Sıvı kaçışı hastalığın en önemli belirtisidir. Bu amaçla yapılmış olan testlerde, kan değerlerine bakıldığında kanda aşırı derecede mikrop olduğu görülmüştür. Temel neden sıvıların diğer organlara iletilmesidir. Hastalık bazen krizler halinde sık sık gelirken, uzun süre, sinsice beklediği ve hiç görünmediği dönemlerde olabilir. Bu yönüyle uzun yıllardır bu hastalığı olan ama fark etmeyen bazı hastalar olduğu bilinmektedir
Kaçış sendromu hastalığı birdenbire gelişen ataklar ile damar, damar içi sıvısının azalması sonucu ölümcül olabilecek özellikte bir hastalıktır. Mehmet Ali Erbil ile tanınmaya ve duyulmaya başlayan bu rahatsızlığın sebebi henüz tam olarak ortaya çıkmamıştır. Damar dışına sıvı kaçması sonucunda oluşan bu sendrom, tansiyon düşmesine ve kan basıncının azalmasına ve hastanın şoka girmesine neden olmaktadır. Günlük hayatı olumsuz etkileyen hastalık, daha ağır hale geldiği zaman diğer organları da son derece olumsuz etkiliyor ve ani gelen krizler ölüm ile sonuçlanabiliyor. Psikolojik açıdan da kişiyi buhrana sokan sendromun neden olduğu septik şok reaksiyonunun, ne zaman geleceği tam olarak belli değildir.
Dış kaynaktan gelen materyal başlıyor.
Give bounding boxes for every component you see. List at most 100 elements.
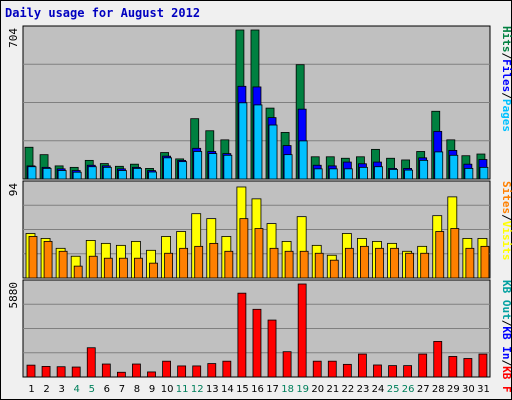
bar-sites	[329, 259, 339, 279]
x-axis-day-label: 21	[326, 384, 339, 395]
bar-kb-f	[207, 363, 217, 378]
bar-kb-f	[433, 341, 443, 378]
bar-pages	[434, 151, 444, 180]
bar-kb-f	[267, 319, 277, 378]
legend-label: Hits/Files/Pages	[500, 26, 512, 132]
legend-item: Pages	[500, 99, 512, 132]
bar-sites	[134, 257, 143, 279]
x-axis-day-label: 5	[89, 384, 95, 395]
bar-kb-f	[192, 365, 202, 378]
x-axis-day-label: 30	[462, 384, 475, 395]
x-axis-day-label: 24	[372, 384, 385, 395]
bar-kb-f	[297, 283, 307, 378]
bar-sites	[239, 218, 249, 279]
legend-item: Files	[500, 59, 512, 92]
x-axis-day-label: 18	[281, 384, 294, 395]
bar-kb-f	[237, 292, 247, 378]
legend-item: /	[500, 360, 512, 367]
bar-sites	[28, 236, 38, 279]
bar-pages	[313, 168, 323, 180]
legend-item: Sites	[500, 181, 512, 214]
x-axis-day-label: 4	[74, 384, 80, 395]
chart-title: Daily usage for August 2012	[5, 6, 201, 20]
bar-pages	[268, 124, 278, 180]
bar-pages	[72, 171, 82, 180]
legend-item: /	[500, 92, 512, 99]
bar-pages	[283, 154, 293, 180]
bar-pages	[223, 154, 233, 180]
bar-pages	[178, 161, 188, 180]
x-axis-day-label: 14	[221, 384, 234, 395]
bar-kb-f	[282, 351, 292, 378]
bar-pages	[253, 104, 263, 180]
x-axis-day-label: 29	[447, 384, 460, 395]
bar-sites	[360, 245, 369, 279]
bar-pages	[359, 166, 368, 180]
bar-sites	[480, 245, 490, 279]
x-axis-day-label: 20	[311, 384, 324, 395]
bar-kb-f	[71, 366, 81, 378]
bar-kb-f	[56, 366, 66, 378]
x-axis-day-label: 28	[432, 384, 445, 395]
bar-pages	[163, 157, 172, 180]
x-axis-day-label: 1	[28, 384, 34, 395]
bar-kb-f	[101, 363, 111, 378]
bar-sites	[269, 247, 279, 279]
x-axis-day-label: 10	[161, 384, 174, 395]
bar-pages	[57, 170, 67, 180]
bar-sites	[254, 228, 264, 279]
bar-pages	[238, 102, 248, 180]
bar-sites	[450, 228, 460, 279]
legend-item: KB Out	[500, 280, 512, 320]
bar-kb-f	[312, 360, 322, 378]
bar-sites	[164, 252, 173, 279]
x-axis-day-label: 25	[387, 384, 400, 395]
bar-kb-f	[132, 363, 141, 378]
x-axis-day-label: 26	[402, 384, 415, 395]
legend-item: KB In	[500, 326, 512, 359]
bar-kb-f	[448, 356, 458, 378]
y-axis-max-label: 704	[7, 28, 20, 48]
legend-item: Visits	[500, 221, 512, 261]
legend-label: KB Out/KB In/KB F	[500, 280, 512, 393]
bar-sites	[58, 250, 68, 279]
bar-kb-f	[177, 365, 187, 378]
bar-sites	[88, 255, 98, 279]
bar-pages	[479, 166, 489, 180]
bar-kb-f	[373, 364, 382, 378]
bar-kb-f	[418, 353, 428, 378]
bar-layer	[24, 29, 490, 378]
bar-pages	[404, 169, 414, 180]
x-axis-day-label: 8	[134, 384, 140, 395]
x-axis-day-label: 23	[357, 384, 370, 395]
x-axis-day-label: 11	[176, 384, 189, 395]
bar-pages	[42, 168, 52, 180]
bar-kb-f	[86, 347, 96, 378]
bar-pages	[27, 166, 37, 180]
bar-sites	[465, 247, 475, 279]
x-axis-day-label: 12	[191, 384, 204, 395]
y-axis-max-label: 5880	[7, 282, 20, 309]
x-axis-day-label: 3	[58, 384, 64, 395]
bar-kb-f	[252, 308, 262, 378]
bar-pages	[117, 170, 127, 180]
legend-label: Sites/Visits	[500, 181, 512, 261]
bar-sites	[299, 250, 309, 279]
bar-pages	[133, 168, 142, 180]
bar-sites	[284, 250, 294, 279]
bar-kb-f	[388, 365, 397, 378]
x-axis-day-label: 17	[266, 384, 279, 395]
bar-sites	[43, 240, 53, 279]
bar-sites	[390, 247, 399, 279]
bar-pages	[343, 168, 353, 180]
x-axis-day-label: 7	[119, 384, 125, 395]
bar-pages	[208, 153, 218, 180]
bar-sites	[344, 247, 354, 279]
bar-kb-f	[147, 371, 156, 378]
bar-kb-f	[342, 363, 352, 378]
x-axis-day-label: 6	[104, 384, 110, 395]
bar-kb-f	[327, 360, 337, 378]
bar-kb-f	[41, 366, 51, 378]
bar-sites	[314, 252, 324, 279]
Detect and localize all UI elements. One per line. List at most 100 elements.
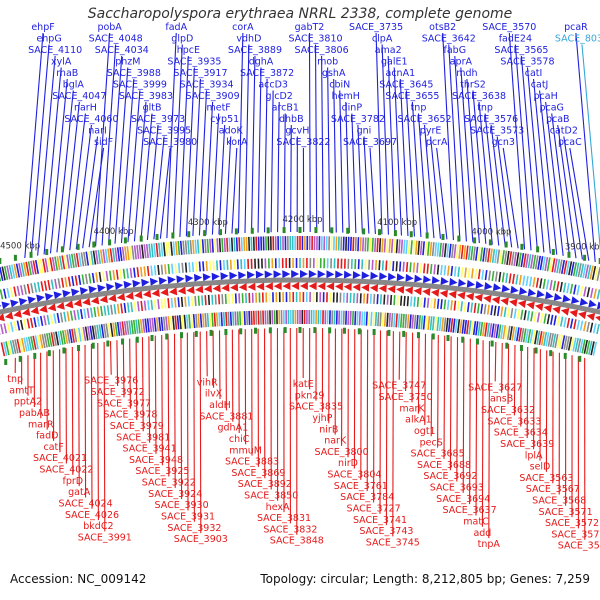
feature-bar (75, 253, 80, 268)
feature-bar (518, 327, 523, 342)
feature-bar (167, 316, 171, 331)
reverse-gene-label: chiC (229, 434, 250, 445)
reverse-gene-label: SACE_3685 (411, 449, 465, 460)
gene-leader-line (133, 101, 147, 242)
reverse-gene-arrow (82, 297, 91, 306)
feature-bar (410, 296, 413, 307)
forward-gene-arrow (229, 271, 238, 280)
feature-bar (453, 266, 457, 277)
feature-bar (146, 318, 150, 333)
feature-bar (126, 246, 130, 261)
gene-leader-line (551, 113, 571, 258)
reverse-gene-label: pabAB (19, 408, 50, 419)
feature-bar (167, 241, 171, 256)
forward-gene-label: hpcE (177, 45, 200, 56)
forward-gene-label: SACE_3655 (385, 91, 439, 102)
gene-leader-line (494, 342, 497, 382)
gene-leader-line (120, 78, 135, 243)
scale-tick (488, 239, 492, 246)
feature-bar (144, 318, 148, 333)
feature-bar (505, 272, 509, 284)
gene-leader-line (385, 330, 388, 526)
feature-bar (100, 324, 105, 339)
feature-bar (559, 281, 563, 293)
scale-tick (314, 227, 318, 234)
gene-leader-line (107, 55, 123, 245)
feature-bar (522, 253, 527, 268)
feature-bar (176, 315, 180, 330)
forward-gene-label: acnA1 (386, 68, 416, 79)
feature-bar (189, 240, 193, 255)
feature-bar (114, 322, 119, 337)
feature-bar (592, 341, 598, 356)
feature-bar (410, 240, 413, 255)
reverse-gene-arrow (134, 290, 143, 299)
forward-gene-arrow (379, 272, 388, 281)
feature-bar (525, 328, 529, 343)
scale-tick (551, 248, 555, 255)
reverse-gene-label: fprD (62, 476, 83, 487)
gene-leader-line (514, 44, 532, 251)
reverse-gene-label: SACE_3976 (84, 376, 138, 387)
feature-bar (188, 314, 191, 329)
forward-gene-arrow (519, 287, 528, 295)
feature-bar (91, 272, 95, 284)
gene-leader-line (469, 338, 471, 505)
feature-bar (433, 298, 437, 309)
feature-bar (511, 326, 516, 341)
feature-bar (188, 262, 191, 273)
scale-tick (583, 254, 587, 261)
feature-bar (25, 261, 30, 276)
forward-gene-arrow (10, 299, 19, 308)
forward-gene-label: SACE_3988 (107, 68, 161, 79)
reverse-strand-arrows (0, 282, 600, 322)
gene-leader-line (375, 32, 383, 235)
gene-leader-line (424, 333, 427, 425)
feature-bar (9, 340, 15, 355)
feature-bar (66, 311, 70, 322)
reverse-gene-arrow (552, 306, 561, 315)
reverse-gene-arrow (483, 294, 492, 303)
feature-bar (543, 331, 548, 346)
feature-bar (2, 341, 8, 356)
feature-bar (583, 286, 587, 297)
feature-bar (0, 266, 4, 281)
feature-bar (150, 243, 154, 258)
reverse-gene-arrow (108, 294, 117, 302)
feature-bar (243, 311, 246, 326)
scale-tick (250, 227, 254, 234)
reverse-gene-arrow (300, 282, 308, 291)
scale-ticks (0, 227, 600, 365)
reverse-gene-label: gatA (68, 487, 91, 498)
gene-leader-line (417, 333, 420, 414)
reverse-gene-arrow (361, 283, 370, 292)
feature-bar (84, 326, 89, 341)
feature-bar (23, 319, 27, 330)
scale-label: 4100 kbp (377, 218, 417, 228)
reverse-gene-label: SACE_3931 (161, 511, 215, 522)
reverse-gene-arrow (595, 315, 600, 322)
forward-gene-label: SACE_3576 (464, 114, 518, 125)
reverse-gene-arrow (352, 283, 361, 292)
forward-gene-arrow (562, 294, 571, 303)
feature-bar (427, 315, 431, 331)
feature-bar (87, 326, 91, 341)
feature-bar (82, 326, 87, 341)
feature-bar (129, 267, 133, 279)
reverse-gene-label: marR (28, 419, 54, 430)
reverse-gene-label: ogt1 (414, 426, 436, 437)
feature-bar (393, 295, 396, 306)
reverse-gene-arrow (13, 309, 22, 318)
forward-gene-arrow (282, 270, 291, 279)
feature-bar (438, 317, 442, 332)
scale-tick (150, 335, 154, 342)
feature-bar (491, 248, 496, 263)
feature-bar (179, 240, 183, 255)
feature-bar (470, 302, 474, 313)
gene-leader-line (90, 343, 93, 509)
reverse-gene-label: SACE_3575 (551, 529, 600, 540)
feature-bar (74, 275, 78, 286)
scale-label: 4400 kbp (94, 227, 134, 237)
feature-bar (126, 268, 129, 279)
feature-bar (549, 257, 554, 272)
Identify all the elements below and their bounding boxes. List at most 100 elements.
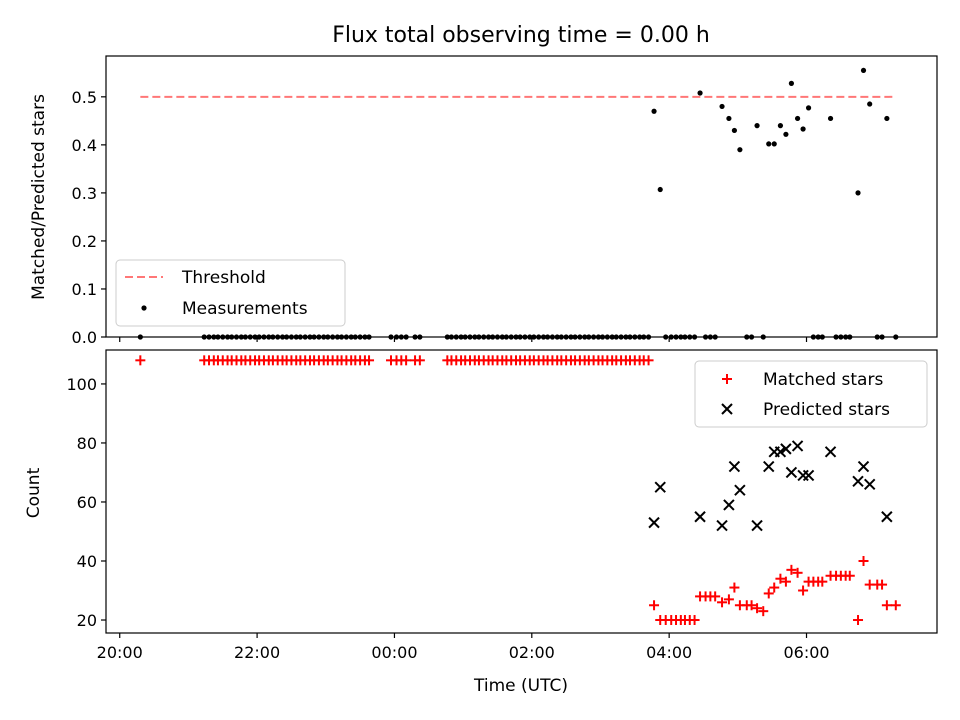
measurement-point: [388, 334, 394, 340]
bottom-legend: [694, 360, 928, 428]
matched-star-point: [135, 355, 146, 366]
measurement-point: [311, 334, 317, 340]
measurement-point: [591, 334, 597, 340]
measurement-point: [613, 334, 619, 340]
measurement-point: [819, 334, 825, 340]
cross-b: [863, 478, 876, 490]
measurement-point: [847, 334, 853, 340]
bottom-panel: 20 40 60 80 100 20:00 22:00 00:00 02:00 04:00 06:0…: [66, 349, 938, 662]
measurement-point: [645, 334, 652, 340]
bottom-axes-frame: [105, 349, 938, 634]
measurement-point: [503, 334, 509, 340]
predicted-star-point: [863, 478, 876, 490]
measurement-point: [137, 334, 143, 340]
matched-star-point: [364, 355, 375, 366]
measurement-point: [805, 105, 812, 111]
matched-star-point: [649, 600, 660, 611]
cross-b: [785, 466, 798, 479]
predicted-star-point: [881, 511, 893, 523]
measurement-point: [256, 334, 262, 340]
x-tick-label: 02:00: [509, 643, 555, 662]
matched-star-point: [752, 603, 763, 614]
measurement-point: [838, 334, 844, 340]
x-axis-label: Time (UTC): [473, 676, 568, 696]
measurement-point: [879, 334, 885, 340]
measurement-point: [582, 334, 588, 340]
measurement-point: [472, 334, 478, 340]
measurement-point: [568, 334, 574, 340]
measurement-point: [508, 334, 514, 340]
measurement-point: [833, 334, 839, 340]
measurement-point: [855, 190, 861, 196]
top-y-tick-label: 0.0: [72, 328, 97, 347]
chart-title: Flux total observing time = 0.00 h: [332, 23, 710, 48]
matched-star-point: [798, 585, 809, 596]
cross-b: [723, 499, 735, 511]
predicted-star-point: [728, 460, 741, 473]
x-tick-label: 22:00: [234, 643, 280, 662]
measurement-point: [827, 115, 834, 122]
measurement-point: [338, 334, 345, 340]
measurement-point: [261, 334, 267, 340]
measurement-point: [771, 141, 777, 147]
measurement-point: [707, 334, 713, 340]
matched-star-point: [729, 582, 740, 593]
predicted-star-point: [763, 460, 775, 473]
cross-b: [721, 403, 733, 415]
legend-measurements-swatch: [141, 305, 147, 311]
measurement-point: [307, 334, 313, 340]
measurement-point: [668, 334, 674, 340]
measurement-point: [366, 334, 372, 340]
matched-star-point: [817, 576, 828, 587]
measurement-point: [760, 334, 766, 340]
measurement-point: [522, 334, 528, 340]
cross-b: [694, 511, 706, 523]
predicted-star-point: [734, 484, 746, 496]
legend-measurements-label: Measurements: [182, 299, 308, 319]
measurement-point: [288, 334, 295, 340]
matched-star-point: [858, 555, 869, 566]
measurement-point: [448, 334, 455, 340]
measurement-point: [485, 334, 492, 340]
measurement-point: [788, 80, 795, 86]
matched-star-point: [877, 579, 888, 590]
cross-b: [791, 440, 804, 452]
top-panel: 0.0 0.1 0.2 0.3 0.4 0.5 Threshold Measurements: [72, 55, 938, 347]
cross-b: [763, 460, 775, 473]
measurement-point: [558, 334, 564, 340]
measurement-point: [682, 334, 688, 340]
matched-star-point: [792, 567, 803, 578]
measurement-point: [623, 334, 629, 340]
measurement-point: [563, 334, 569, 340]
measurement-point: [702, 334, 709, 340]
measurement-point: [673, 334, 679, 340]
measurement-point: [536, 334, 542, 340]
matched-star-point: [853, 615, 864, 626]
measurement-point: [893, 334, 899, 340]
matched-star-point: [414, 355, 425, 366]
measurement-point: [577, 334, 583, 340]
matched-star-point: [769, 582, 780, 593]
matched-star-point: [643, 355, 654, 366]
top-y-tick-label: 0.1: [72, 280, 97, 299]
matched-star-point: [717, 597, 728, 608]
measurement-point: [233, 334, 240, 340]
measurement-point: [697, 90, 703, 96]
measurement-point: [275, 334, 281, 340]
top-legend: [115, 259, 346, 327]
measurement-point: [270, 334, 276, 340]
measurement-point: [348, 334, 354, 340]
measurement-point: [637, 334, 643, 340]
measurement-point: [252, 334, 258, 340]
measurement-point: [499, 334, 505, 340]
measurement-point: [663, 334, 669, 340]
measurement-point: [316, 334, 322, 340]
measurement-point: [453, 334, 459, 340]
measurement-point: [874, 334, 880, 340]
measurement-point: [458, 334, 464, 340]
measurement-point: [467, 334, 473, 340]
measurement-point: [657, 186, 663, 193]
measurement-point: [279, 334, 286, 340]
cross-b: [802, 469, 815, 482]
measurement-point: [744, 334, 750, 340]
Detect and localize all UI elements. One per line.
Damarlarda bulunan protein, kanı besleyen diğer maddelerin ve minerallerin dışarıya sızması sonucunda ortaya çıkan ve diğer organların işlevlerini azaltan kaçış sendromu hastalığına, köpek pisliği veya diğer hayvanların dışkılarının neden olabileceği, uzman hekimler tarafından ifade edilmektedir.
Tekrarlayan şoklar ile kendini gösteren kaçış sendromu bazen uzun yıllar etkisini göstermeyebiliyor. Hastalığa yakalanan kişilerin rahatsızlıkları: halsizlik, düşük tansiyon, kanın koyulaşması, kusma, vücutta şişkinlik, baş ve karın ağrısı olarak kendisini gösteriyor. Yapılan tespitlerde hastaların kanında aktif oranda mikrobik faaliyet tespit edilir.
Hastalığın nedenleri hakkında çok fazla bilgi bulunmamaktadır. Farklı hastaların, farklı nedenlerden dolayı bu hastalığa yakalandığı gözlemlenmektedir. Ünlü sunucu Mehmet Ali Erbil ile hastalığı hakkında yapılan röportaj da Erbil, konunun tamamen psikolojik sebepler ile başladığını belirtiyor.
Sendromun, bazı belirtileri hastanın erkenden önlem almasını sağlayabiliyor. Kriz reaksiyonu yaşanmadan bir gün önce, grip hastalığının gösterdiği belirtiler; septik krizin gelebileceği sinyallerini verebiliyor. Hastadan hastaya değişiklik gösteren sendromun ölümcül kriz vakası, ya yılda bir defa veya ayda bir kere kendini gösteriyor. Bu sendrom başladığı andan itibaren, vücuda hemen yerleşiyor ve kronik hale geliyor. Damarların çalışma dengesini sağlayan kontrol mekanizmasını etkisiz hale gelmesi ile ortaya çıkan bu rahatsızlık, tehlikeli ve sürekli takip altında tutulması gereken bir hastalıktır. Her organa zarar verecek bir potansiyele sahip
olduğundan dolayı kişinin çok kısa sürede hayati organlarını iflasa uğratıp ölümüne yol açabiliyor.